What's different about how little girls are acting and dressing today?

We used to dress up in our mother's clothes. Now little girls are dressing up as sexy teenagers, and there are clothes being marketed to them that look like they are from Victoria's Secret. I see little girls wearing strapless black numbers to the school dance! As a result, girls are getting the message that not only is it important to be pretty but it is also important to be hot and sexy. Research clearly shows that this pressure is damaging to girls' self-esteem.

How does this affect their relationships with boys?

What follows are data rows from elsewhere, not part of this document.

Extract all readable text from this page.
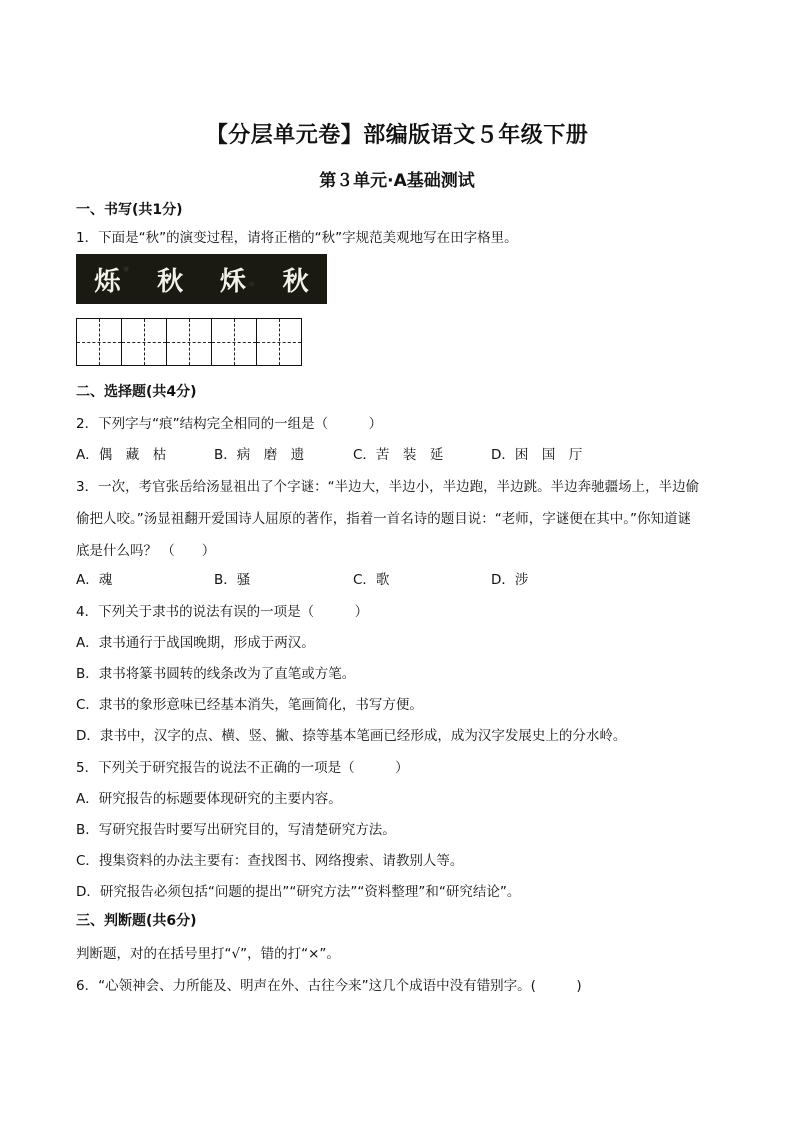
【分层单元卷】部编版语文５年级下册
第３单元·A基础测试
一、书写(共1分)
1．下面是“秋”的演变过程，请将正楷的“秋”字规范美观地写在田字格里。
烁 秋 秌 秋
二、选择题(共4分)
2．下列字与“痕”结构完全相同的一组是（　　　）
A．偶　藏　枯	B．病　磨　遗	C．苦　装　延	D．困　国　厅
3．一次，考官张岳给汤显祖出了个字谜：“半边大，半边小，半边跑，半边跳。半边奔驰疆场上，半边偷
偷把人咬。”汤显祖翻开爱国诗人屈原的著作，指着一首名诗的题目说：“老师，字谜便在其中。”你知道谜
底是什么吗？ （　　）
A．魂	B．骚	C．歌	D．涉
4．下列关于隶书的说法有误的一项是（　　　）
A．隶书通行于战国晚期，形成于两汉。
B．隶书将篆书圆转的线条改为了直笔或方笔。
C．隶书的象形意味已经基本消失，笔画简化，书写方便。
D．隶书中，汉字的点、横、竖、撇、捺等基本笔画已经形成，成为汉字发展史上的分水岭。
5．下列关于研究报告的说法不正确的一项是（　　　）
A．研究报告的标题要体现研究的主要内容。
B．写研究报告时要写出研究目的，写清楚研究方法。
C．搜集资料的办法主要有：查找图书、网络搜索、请教别人等。
D．研究报告必须包括“问题的提出”“研究方法”“资料整理”和“研究结论”。
三、判断题(共6分)
判断题，对的在括号里打“√”，错的打“×”。
6．“心领神会、力所能及、明声在外、古往今来”这几个成语中没有错别字。(　　　)
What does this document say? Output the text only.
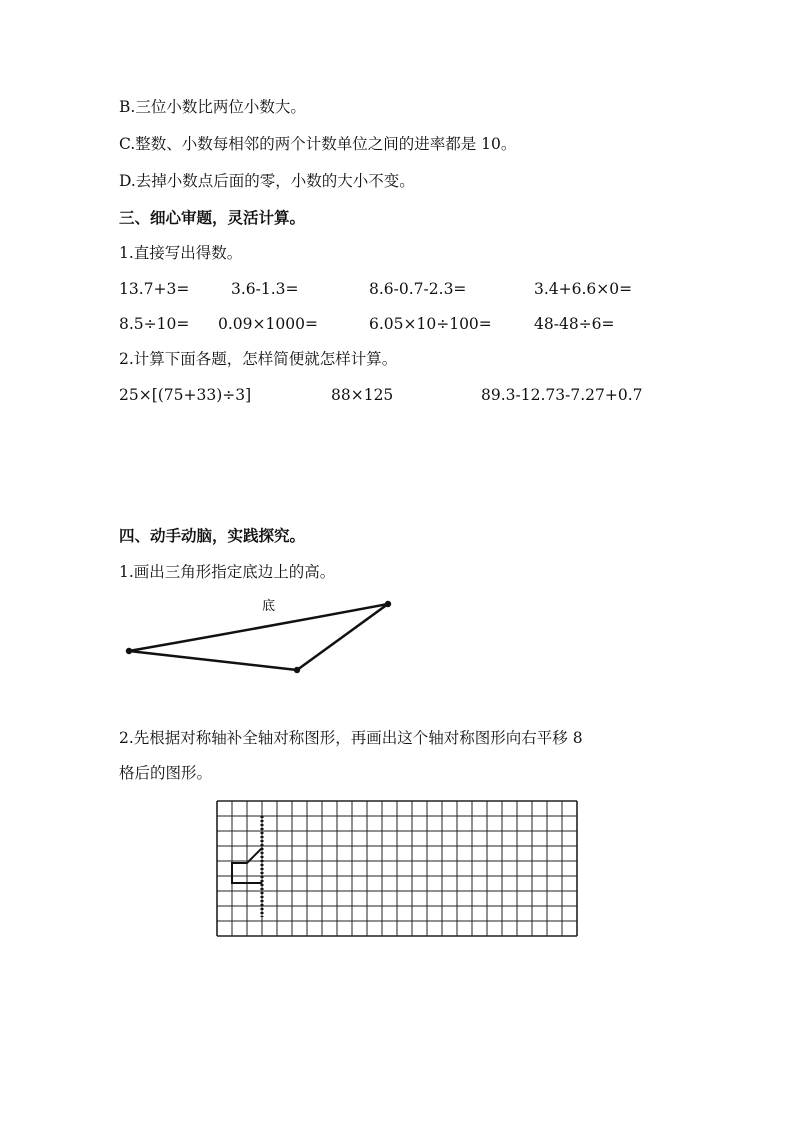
B.三位小数比两位小数大。
C.整数、小数每相邻的两个计数单位之间的进率都是 10。
D.去掉小数点后面的零，小数的大小不变。
三、细心审题，灵活计算。
1.直接写出得数。
13.7+3=	3.6-1.3=	8.6-0.7-2.3=	3.4+6.6×0=
8.5÷10= 0.09×1000=	6.05×10÷100=	48-48÷6=
2.计算下面各题，怎样简便就怎样计算。
25×[(75+33)÷3]	88×125	89.3-12.73-7.27+0.7
四、动手动脑，实践探究。
1.画出三角形指定底边上的高。
底
2.先根据对称轴补全轴对称图形，再画出这个轴对称图形向右平移 8
格后的图形。
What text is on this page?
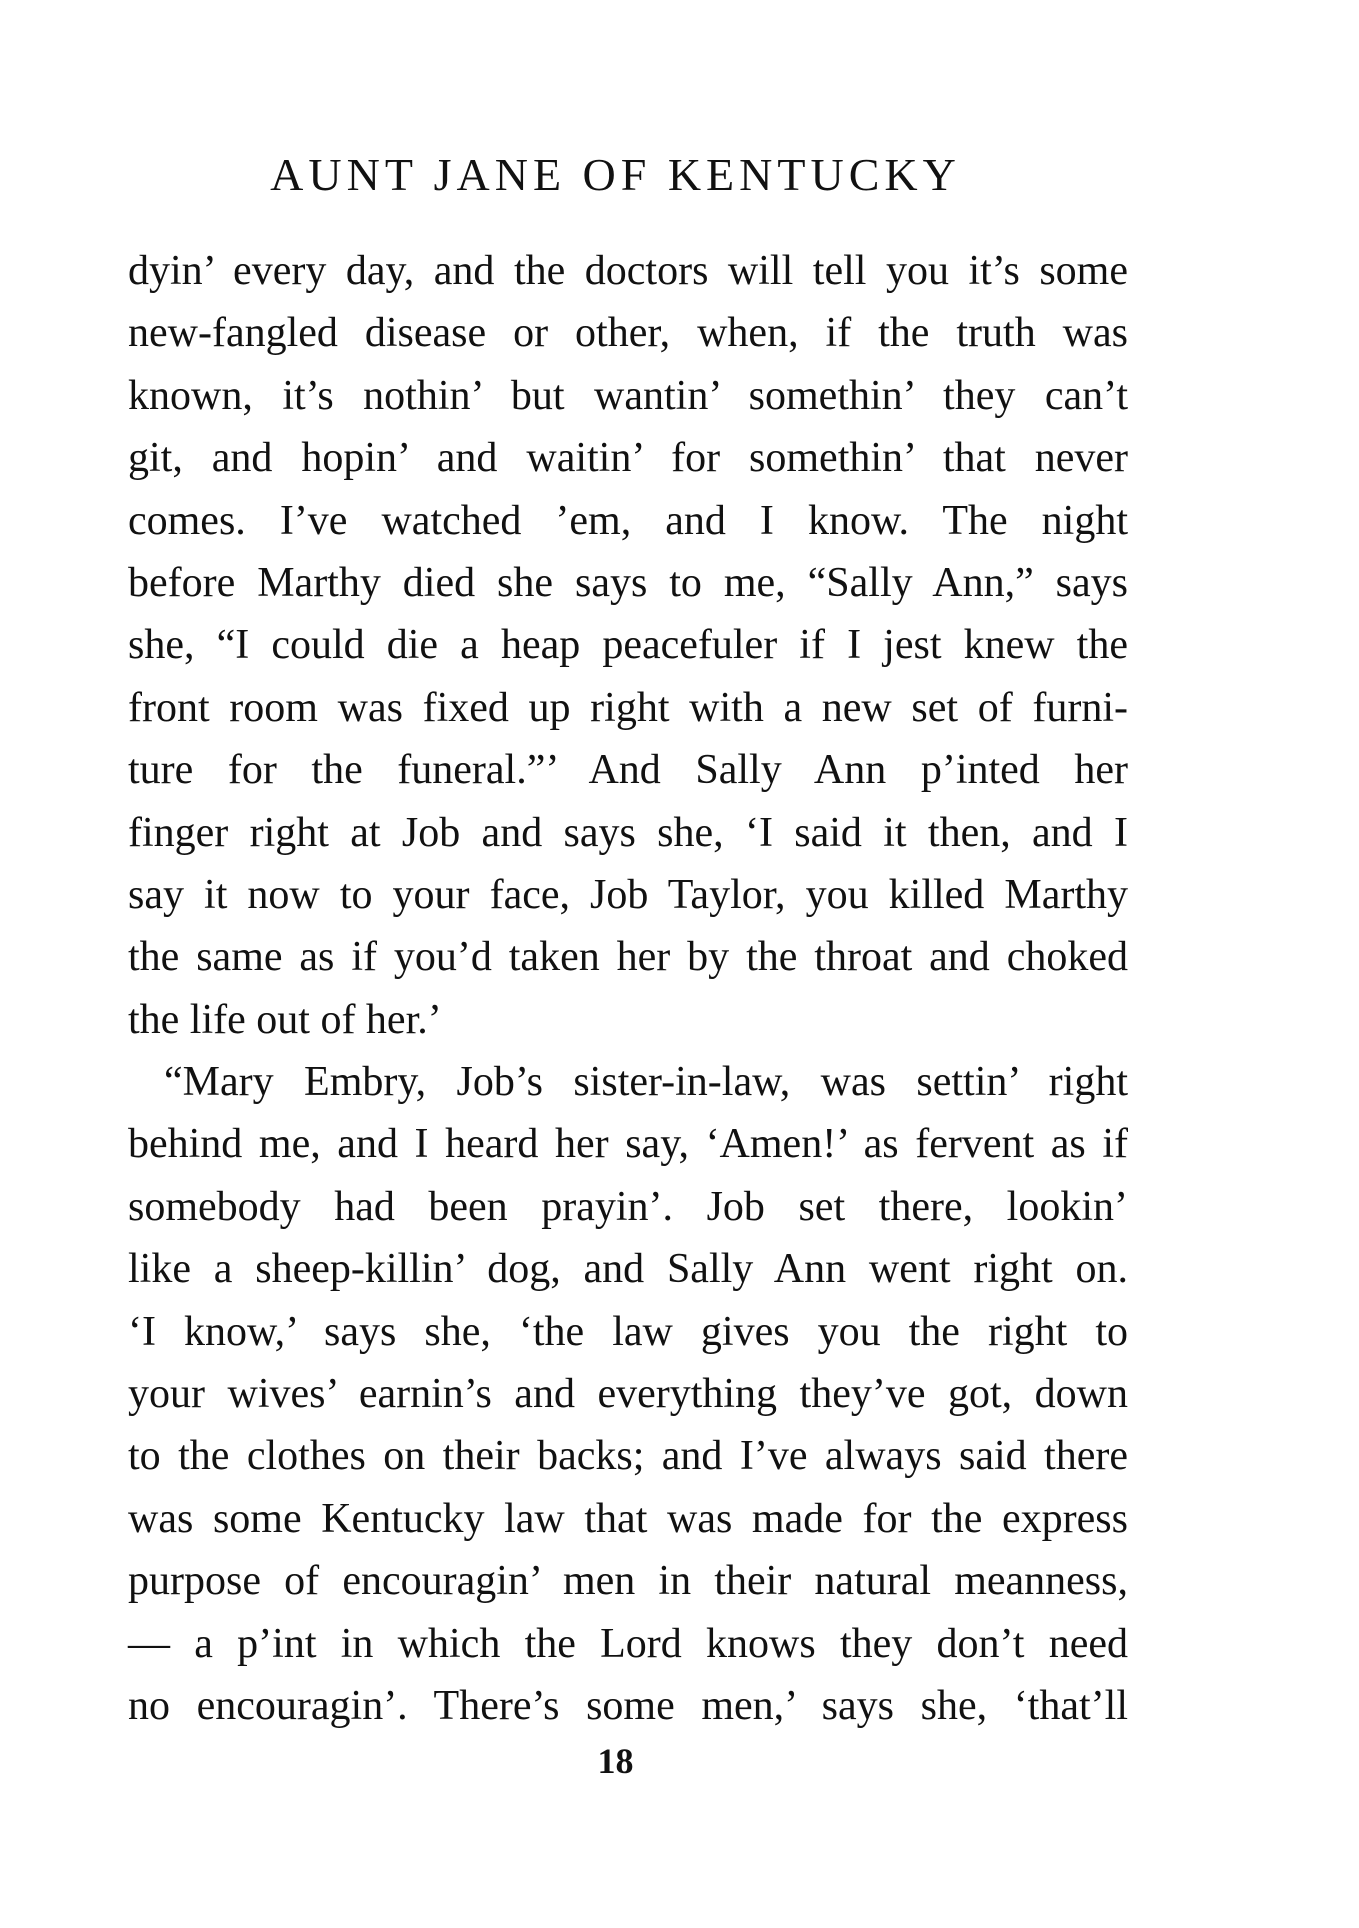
AUNT JANE OF KENTUCKY
dyin’ every day, and the doctors will tell you it’s some
new-fangled disease or other, when, if the truth was
known, it’s nothin’ but wantin’ somethin’ they can’t
git, and hopin’ and waitin’ for somethin’ that never
comes. I’ve watched ’em, and I know. The night
before Marthy died she says to me, “Sally Ann,” says
she, “I could die a heap peacefuler if I jest knew the
front room was fixed up right with a new set of furni-
ture for the funeral.”’ And Sally Ann p’inted her
finger right at Job and says she, ‘I said it then, and I
say it now to your face, Job Taylor, you killed Marthy
the same as if you’d taken her by the throat and choked
the life out of her.’
“Mary Embry, Job’s sister-in-law, was settin’ right
behind me, and I heard her say, ‘Amen!’ as fervent as if
somebody had been prayin’. Job set there, lookin’
like a sheep-killin’ dog, and Sally Ann went right on.
‘I know,’ says she, ‘the law gives you the right to
your wives’ earnin’s and everything they’ve got, down
to the clothes on their backs; and I’ve always said there
was some Kentucky law that was made for the express
purpose of encouragin’ men in their natural meanness,
— a p’int in which the Lord knows they don’t need
no encouragin’. There’s some men,’ says she, ‘that’ll
18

Girls have always gotten the message that it's important to attract boys, but we used to get it a little later, when we were 12 or 13; now they're getting it as early as 6 or 7. Girls in grade school are competing with each other to see who's the hottest, and then boys are learning that's how they should look at girls. It sets up a dynamic that does an enormous amount of harm. Little boys learn to look at girls as objects rather than as friends.

What happens as kids get older?

When a girl has learned early on that what matters most is how sexy she is, then by the time she hits the tween years, the message is already deep in her psyche and it just becomes louder and more harmful. Sex gets speeded up — 12- and 13-year-olds are doing what 16-year-olds used to do, and by the time they're 16, many are already blasé about casual sex. That's when you hear about "friends with benefits" and kids thinking about sex as being separate from a relationship. This not only puts them at physical risk for STDs, unwanted pregnancy, or even date rape, but they also lose the chance to develop the empathy and compassion that are necessary to make intimate relationships work later on.

What can moms do?

When your children are younger, you can limit their exposure to certain media. As kids get older, stay familiar with what they are listening to and watching. Ask them why they like certain songs or clothes so you can open up a dialogue about it. It's so important to start talking to your kids about sexuality and relationships as early as possible, in an age-appropriate way. If they know they can ask you anything and they will not be punished or shamed for it, that will pay off in incredible dividends when they hit their teenage years. When kids feel like they can talk to you, they will.